Obviously, once you put an announcement on the entire internet that you are hosting a Saturday morning get-together called the Half Naked Marathon, it’s really important that you not check your email. You would be amazed at the things people will send you when they find that your name is associated with these iconic Google identifiers. Red Bull actually called me and wanted to send the Red Bull Girls to the event, and they were the tamest offer I received. I spent several weeks explaining to strangers via telephone and email that no one at the event would actually be running without any clothes on. At least not on purpose.
I realize I am mostly to blame and that the strangers calling me had every right to feel gipped. Don’t go telling it like it isn’t, as mama used to say.
I can only think of one other instance of such blatent-yet-innocent false advertising: the ever popular but looked down upon art of underwater basket weaving. This poor maligned art form became the catch-all derogatory term for any kind of endeavor that seemed pointless, at least in the eyes of the masses. Have you ever referred to something by way of comparing it to underwater basket weaving? Of course you have. Have you ever tried underwater basket weaving? Chances are, you have not. And yet you smirk.
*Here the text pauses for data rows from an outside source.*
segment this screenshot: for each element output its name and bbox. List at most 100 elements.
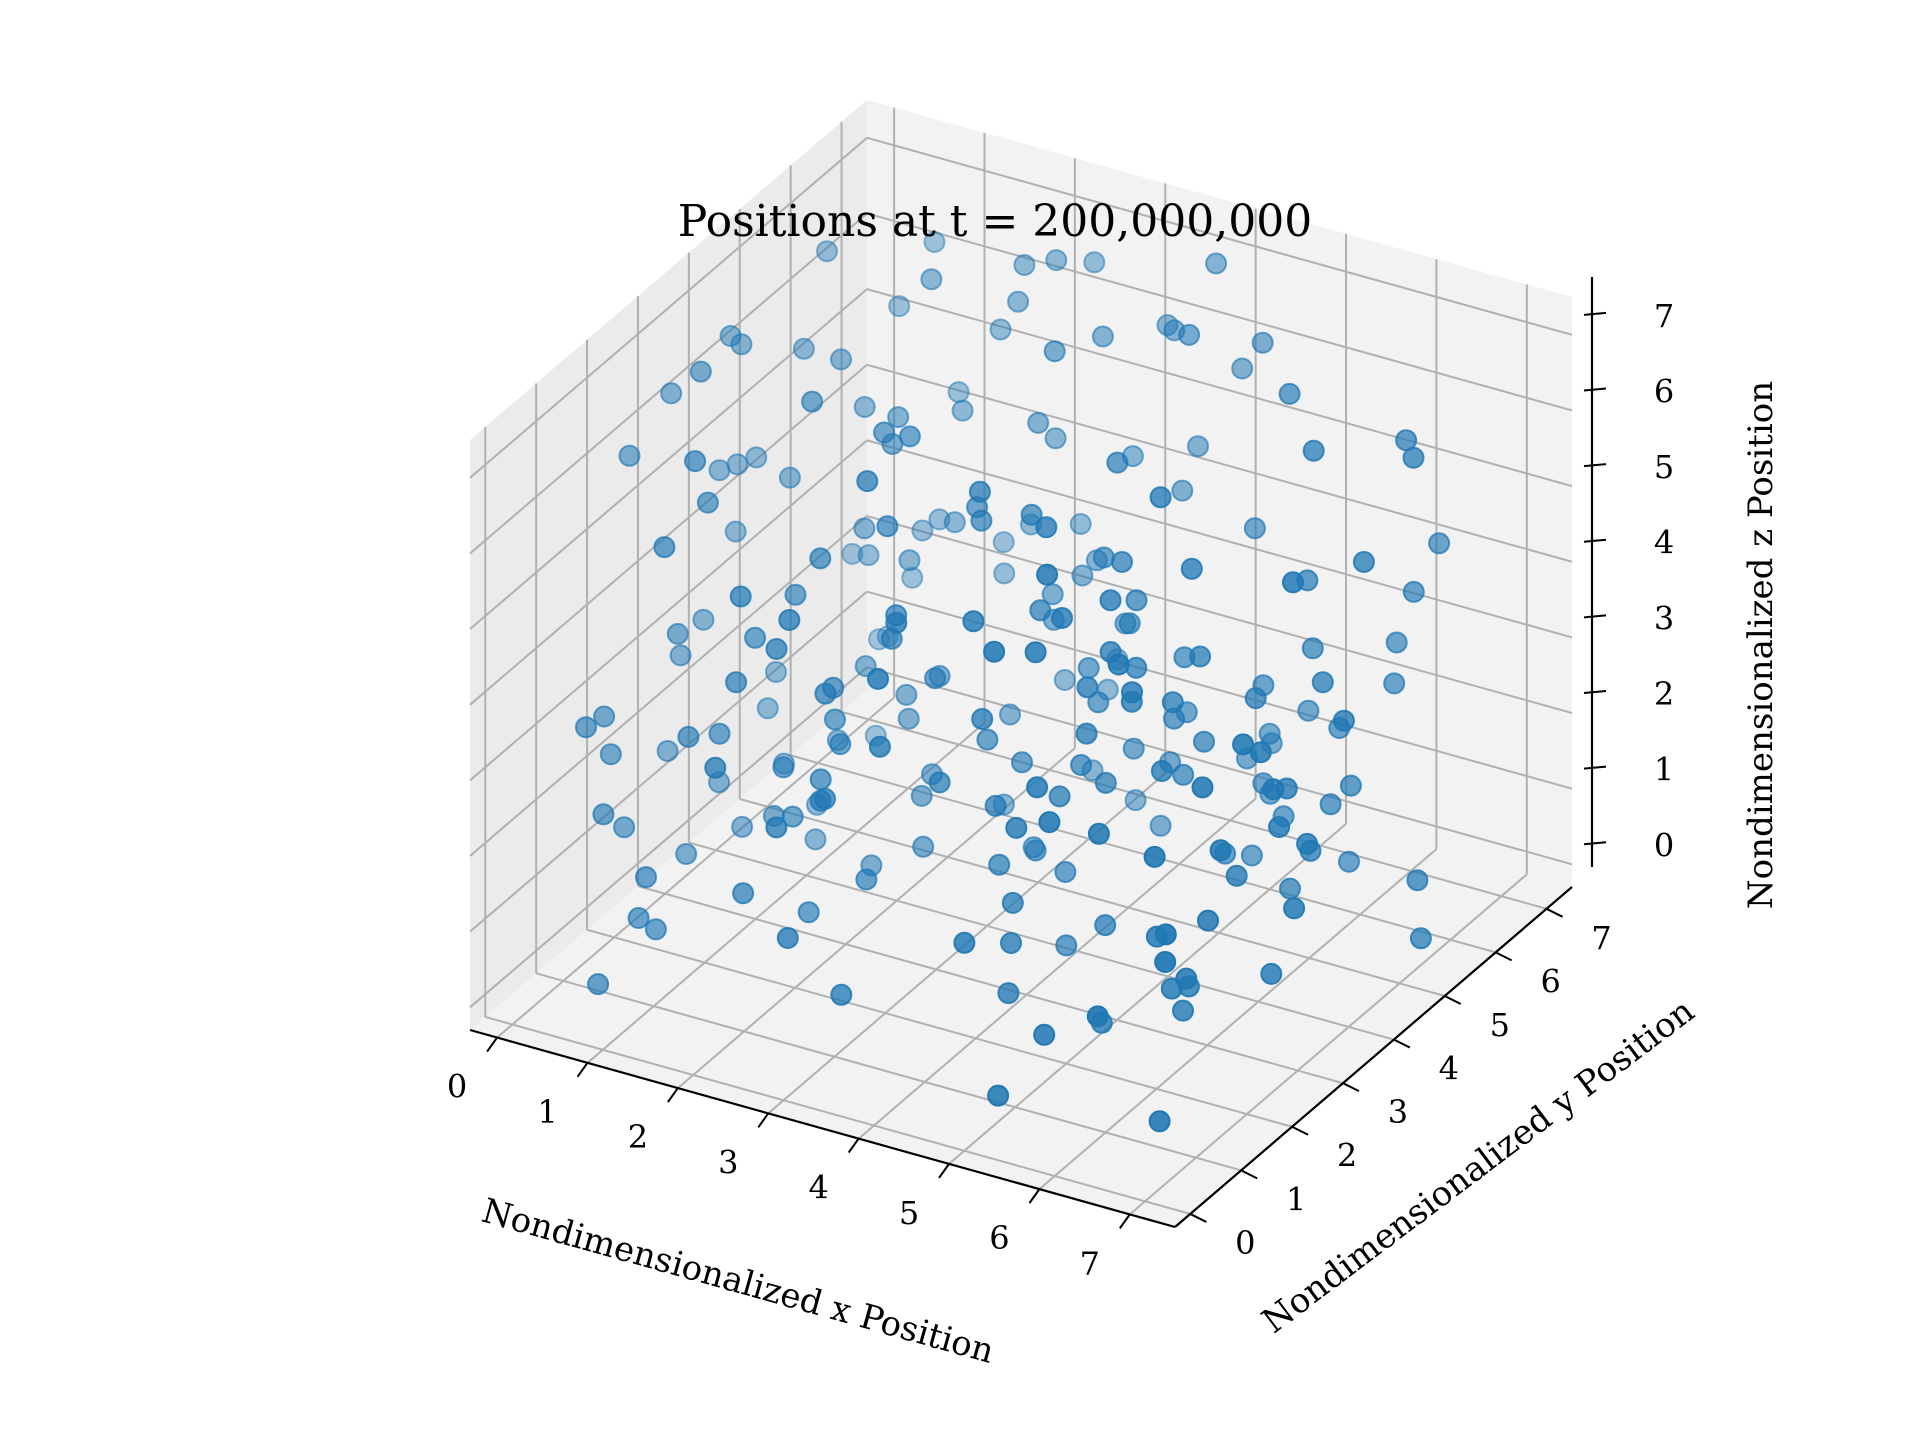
y-tick-label: 3 bbox=[1388, 1093, 1408, 1131]
z-grid-side bbox=[469, 137, 868, 479]
scatter-point bbox=[772, 756, 795, 779]
scatter-point bbox=[814, 787, 836, 810]
scatter-point bbox=[781, 805, 804, 828]
scatter-point bbox=[1092, 546, 1115, 569]
scatter-point bbox=[1091, 325, 1114, 348]
y-tick bbox=[1240, 1169, 1258, 1180]
scatter-point bbox=[1187, 435, 1209, 458]
scatter-point bbox=[1301, 637, 1324, 660]
y-grid-floor bbox=[637, 885, 1344, 1085]
scatter-point bbox=[928, 771, 951, 794]
x-grid-floor bbox=[1129, 873, 1528, 1216]
y-tick-label: 5 bbox=[1490, 1006, 1510, 1044]
scatter-point bbox=[943, 511, 966, 534]
scatter-point bbox=[885, 611, 908, 634]
x-tick-label: 7 bbox=[1080, 1244, 1100, 1282]
scatter-point bbox=[951, 399, 974, 422]
z-tick-label: 5 bbox=[1654, 448, 1674, 486]
scatter-point bbox=[809, 547, 832, 570]
y-tick-label: 7 bbox=[1591, 919, 1611, 957]
scatter-point bbox=[1154, 923, 1177, 946]
scatter-point bbox=[1070, 754, 1093, 776]
scatter-point bbox=[1150, 760, 1173, 782]
scatter-point bbox=[1296, 832, 1319, 855]
x-tick bbox=[1028, 1188, 1041, 1204]
scatter-point bbox=[841, 542, 864, 565]
x-grid-floor bbox=[858, 797, 1257, 1140]
y-tick-label: 0 bbox=[1235, 1224, 1255, 1262]
scatter-point bbox=[856, 470, 879, 493]
x-tick bbox=[847, 1138, 860, 1154]
scatter-point bbox=[1001, 891, 1024, 914]
scatter-point bbox=[1000, 932, 1022, 954]
scatter-point bbox=[675, 843, 698, 865]
scatter-point bbox=[1036, 563, 1059, 586]
scatter-point bbox=[1251, 331, 1274, 354]
scatter-point bbox=[1283, 897, 1306, 920]
x-axis-label: Nondimensionalized x Position bbox=[478, 1191, 999, 1372]
scatter-point bbox=[989, 318, 1012, 341]
scatter-point bbox=[1007, 290, 1030, 313]
scatter-point bbox=[729, 585, 752, 608]
scatter-point bbox=[816, 240, 838, 263]
scatter-point bbox=[1075, 722, 1098, 745]
scatter-point bbox=[1048, 785, 1071, 808]
z-grid-side bbox=[469, 439, 868, 782]
x-tick bbox=[938, 1163, 950, 1179]
scatter-point bbox=[1087, 822, 1110, 845]
y-tick bbox=[1393, 1038, 1411, 1049]
scatter-point bbox=[1180, 557, 1203, 580]
scatter-point bbox=[911, 519, 934, 542]
z-axis-label: Nondimensionalized z Position bbox=[1741, 381, 1781, 909]
scatter-point bbox=[1125, 589, 1148, 612]
scatter-point bbox=[731, 815, 754, 838]
z-grid-side bbox=[469, 288, 868, 630]
x-tick-label: 4 bbox=[808, 1169, 828, 1207]
scatter-point bbox=[797, 901, 820, 924]
scatter-point bbox=[745, 446, 768, 469]
scatter-point bbox=[1118, 612, 1141, 635]
scatter-point bbox=[1268, 816, 1291, 838]
y-tick-label: 6 bbox=[1540, 962, 1560, 1000]
scatter-point bbox=[830, 348, 852, 371]
scatter-point bbox=[1107, 653, 1130, 676]
scatter-point bbox=[1231, 357, 1254, 380]
scatter-point bbox=[824, 708, 846, 731]
scatter-point bbox=[855, 868, 878, 891]
scatter-point bbox=[1282, 571, 1304, 594]
scatter-point bbox=[988, 853, 1011, 876]
scatter-point bbox=[1099, 589, 1122, 612]
scatter-point bbox=[923, 231, 946, 253]
x-tick bbox=[576, 1062, 589, 1078]
scatter-point bbox=[1024, 641, 1047, 664]
x-tick-label: 0 bbox=[447, 1068, 467, 1106]
scatter-point bbox=[1094, 914, 1117, 937]
scatter-point bbox=[1193, 730, 1215, 753]
scatter-point bbox=[897, 707, 920, 730]
scatter-point bbox=[983, 640, 1006, 663]
scatter-point bbox=[1383, 672, 1406, 695]
scatter-point bbox=[1086, 1005, 1109, 1028]
scatter-point bbox=[618, 444, 641, 467]
scatter-point bbox=[1122, 737, 1145, 760]
scatter-point bbox=[778, 609, 801, 631]
z-grid-back bbox=[866, 590, 1573, 790]
scatter-point bbox=[895, 683, 918, 706]
scatter-point bbox=[1428, 532, 1451, 555]
scatter-point bbox=[1043, 340, 1066, 363]
scatter-point bbox=[792, 337, 815, 360]
scatter-point bbox=[1302, 439, 1325, 462]
z-tick bbox=[1583, 463, 1607, 468]
scatter-point bbox=[910, 784, 933, 807]
scatter-point bbox=[1191, 776, 1214, 799]
scatter-point bbox=[976, 728, 999, 751]
scatter-point bbox=[1154, 951, 1177, 973]
scatter-point bbox=[644, 918, 667, 941]
z-grid-side bbox=[469, 363, 868, 706]
z-grid-back bbox=[866, 515, 1573, 714]
z-tick bbox=[1583, 387, 1607, 392]
scatter-point bbox=[744, 626, 767, 649]
z-tick-label: 2 bbox=[1654, 675, 1674, 713]
scatter-point bbox=[1319, 793, 1342, 816]
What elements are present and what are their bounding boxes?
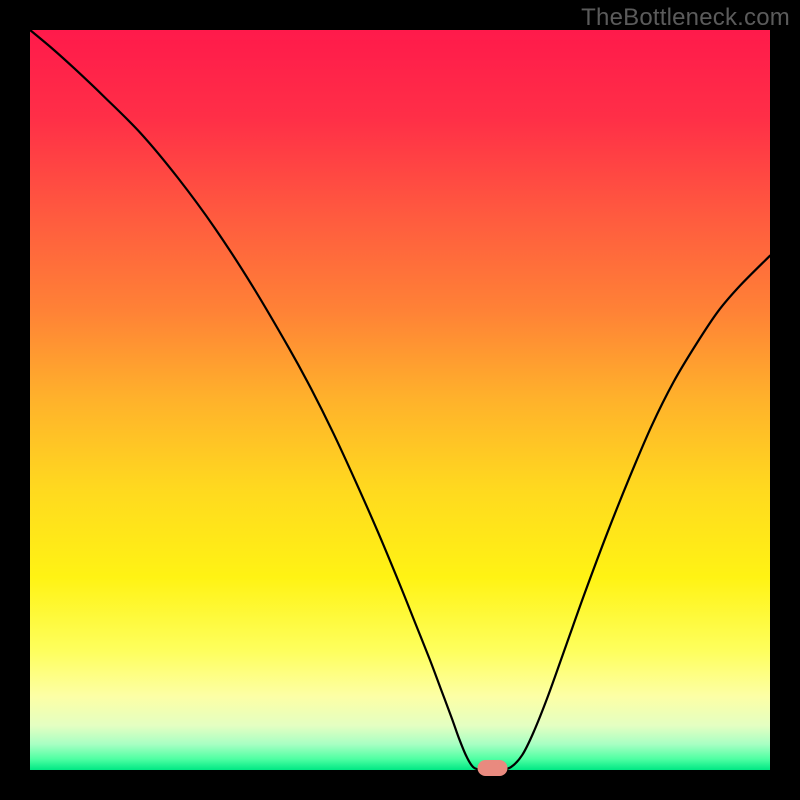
bottleneck-chart (0, 0, 800, 800)
optimal-marker (478, 760, 508, 776)
chart-container: TheBottleneck.com (0, 0, 800, 800)
gradient-plot-area (30, 30, 770, 770)
watermark-text: TheBottleneck.com (581, 4, 790, 32)
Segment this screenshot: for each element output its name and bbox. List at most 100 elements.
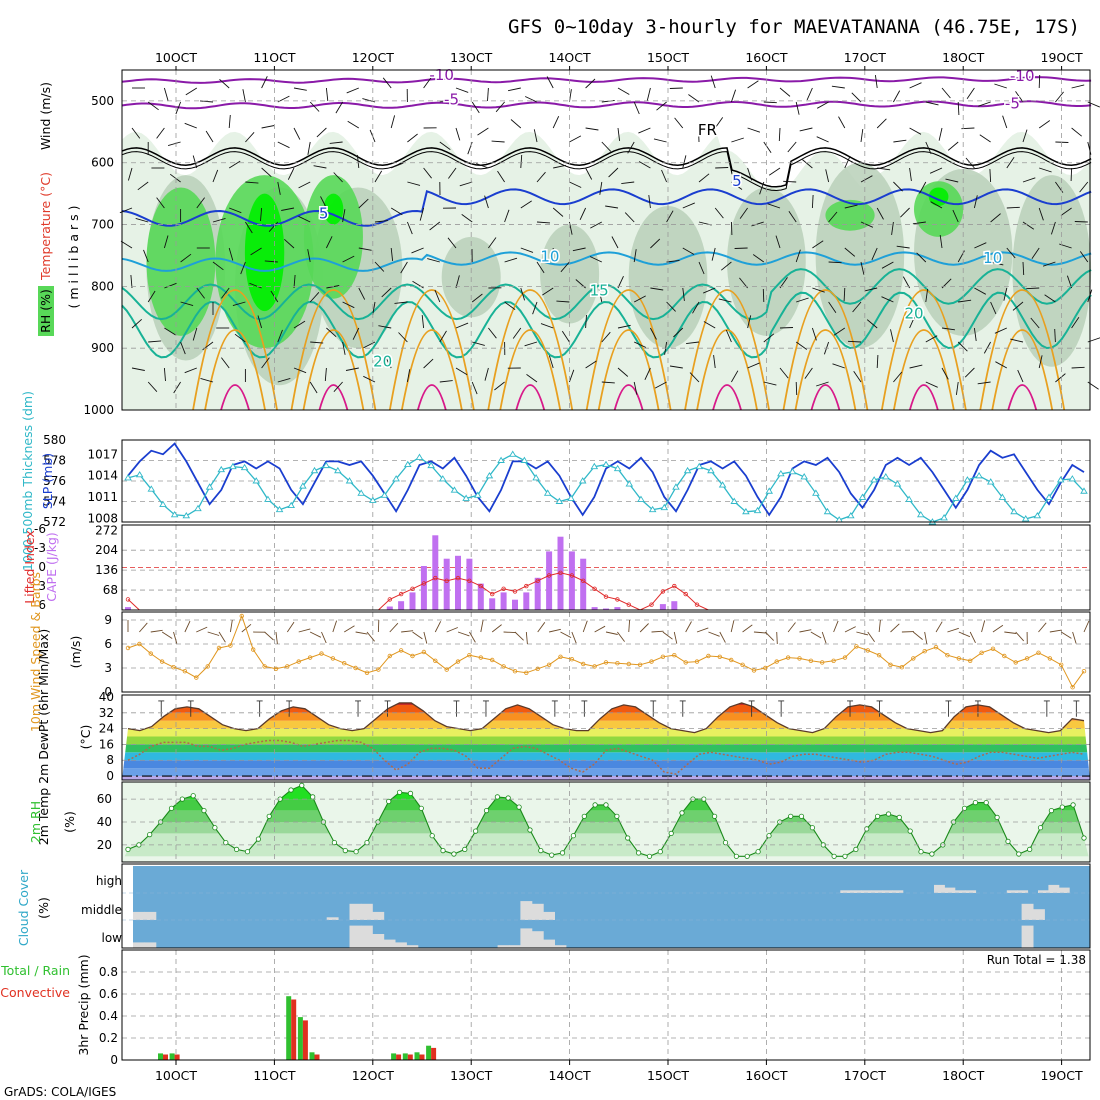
cape-axis-label: CAPE (J/kg) [44,532,59,602]
li-marker [626,602,631,607]
upper-wind-barb [363,375,376,383]
top-date-label: 13OCT [450,50,492,65]
upper-wind-barb [127,167,133,181]
cape-bar [568,551,575,610]
rh2m-marker [190,793,196,799]
precip-tick-label: 0.4 [99,1009,118,1023]
rh2m-marker [1037,825,1044,831]
upper-wind-barb [762,288,765,303]
upper-wind-barb [487,87,489,102]
upper-wind-barb [978,101,991,107]
upper-wind-barb [439,97,453,103]
wind10m-marker [250,647,256,652]
upper-wind-barb [601,331,611,343]
upper-wind-barb [406,221,413,235]
upper-wind-barb [957,101,960,116]
upper-wind-barb [423,358,434,369]
temp-band [122,736,1090,745]
top-date-label: 19OCT [1041,50,1083,65]
thickness-tick-label: 580 [43,433,66,447]
precip-total-bar [414,1052,420,1060]
upper-wind-barb [585,127,599,131]
wind10m-marker [535,666,540,671]
upper-wind-barb [866,319,878,329]
upper-air-panel: -10 -10 -5 -5 FR 5 5 10 10 15 20 20 500 600 700 800 900… [38,64,1100,417]
li-tick-label: -6 [34,522,46,536]
upper-wind-barb [536,261,545,274]
upper-wind-barb [358,247,372,251]
temp-unit-label: (°C) [78,725,93,750]
surface-wind-barb [662,631,673,640]
contour-label: 20 [373,353,392,371]
precip-total-bar [426,1045,432,1060]
surface-wind-barb [1015,631,1025,642]
upper-wind-barb [893,90,901,103]
upper-wind-barb [148,340,162,343]
upper-wind-barb [390,207,403,216]
upper-wind-barb [995,361,1008,369]
upper-wind-barb [979,134,991,143]
wind10m-marker [945,653,950,658]
top-date-label: 16OCT [745,50,787,65]
upper-wind-barb [715,167,729,169]
cape-bar [125,607,131,610]
contour-10c [121,251,1092,272]
temp-band [122,704,1090,713]
thickness-marker [893,480,902,487]
upper-wind-barb [812,287,825,293]
upper-wind-barb [423,167,432,179]
rh2m-marker [494,794,500,800]
upper-wind-barb [806,87,813,101]
precip-conv-bar [163,1054,168,1060]
upper-wind-barb [293,127,301,140]
upper-wind-barb [342,341,346,355]
top-date-label: 14OCT [549,50,591,65]
upper-wind-barb [439,380,453,383]
thickness-marker [695,462,704,470]
upper-wind-barb [825,169,830,183]
top-date-labels: 10OCT 11OCT 12OCT 13OCT 14OCT 15OCT 16OCT 17OCT… [155,50,1083,70]
surface-wind-barb [958,631,971,638]
upper-wind-barb [568,369,575,383]
contour-minus5 [121,100,1092,110]
surface-wind-barb [537,622,546,633]
cloud-high-bar [944,887,956,893]
thickness-marker [765,487,774,494]
upper-wind-barb [1039,167,1052,173]
rh2m-marker [657,849,663,855]
upper-wind-barb [739,207,748,219]
rh2m-marker [907,828,913,834]
upper-wind-barb [329,141,343,144]
upper-wind-barb [617,324,631,329]
upper-wind-barb [802,159,813,169]
upper-wind-barb [1050,221,1056,235]
upper-wind-barb [569,135,582,143]
upper-wind-barb [585,360,597,369]
bottom-date-label: 14OCT [549,1068,591,1083]
upper-wind-barb [293,274,296,289]
slp-tick-label: 1011 [87,490,118,504]
upper-wind-barb [718,298,732,303]
upper-wind-barb [734,247,748,249]
thickness-tick-label: 576 [43,474,66,488]
wind10m-marker [820,660,825,665]
wind10m-marker [592,664,597,669]
rh2m-marker [1016,851,1022,857]
upper-wind-barb [164,282,177,289]
upper-wind-barb [411,247,424,254]
upper-wind-barb [608,167,619,178]
wind10m-marker [478,655,483,660]
upper-wind-barb [983,341,991,354]
upper-wind-barb [585,314,587,329]
upper-wind-barb [390,247,394,261]
upper-wind-barb [245,221,253,234]
thickness-marker [485,472,494,479]
thickness-tick-label: 572 [43,515,66,529]
thickness-marker [182,511,191,519]
surface-temp-arch [400,329,463,411]
upper-wind-barb [293,367,307,374]
thickness-marker [543,489,552,496]
upper-wind-barb [130,274,133,289]
upper-wind-barb [548,355,554,369]
rh2m-marker [429,833,435,839]
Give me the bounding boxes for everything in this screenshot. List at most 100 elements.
Let me help you for a moment: THE BASKET IS UNDERWATER, NOT THE WEAVER, MORON! I’m sorry, that was harsh, and not at all the kind of sentiment you would expect from someone who carefully works the fibers of a basket while plunging the entire creation into a bucket of very cold water. The fibers of that particular type of basket are very brittle when dry and very prone to snapping under the least bit of pressure (much like me), but if they are saturated they become very pliable. Insert random-but-hilariously-true alcohol reference here.
Admit it, all these years you’ve pictured legions of twenty-something college students wasting their parents’ carefully saved tuition dollars on pointless classes like this one in order to weave idiotic baskets in the university’s aquatics center while wearing scuba gear and claim it as their required art elective. One of my colleagues had never even pictured the scuba gear and just speculated that the weavers held their collective breaths for a long time.
All in all, there is a lot of false advertising in the world, as anyone who has ever watched the Saturday morning infomercial marathon knows. Sometimes it’s to cover up how bad a product is, sometimes it’s to make crazies on the internet think the runners in my town are really fun, and sometimes it’s just an innocent attempt to weave a freakin’ basket. You be the judge. But I am all for hosting the Half Naked Alcoholic Underwater Basket Weaving box social at my house. Bring your own crazies.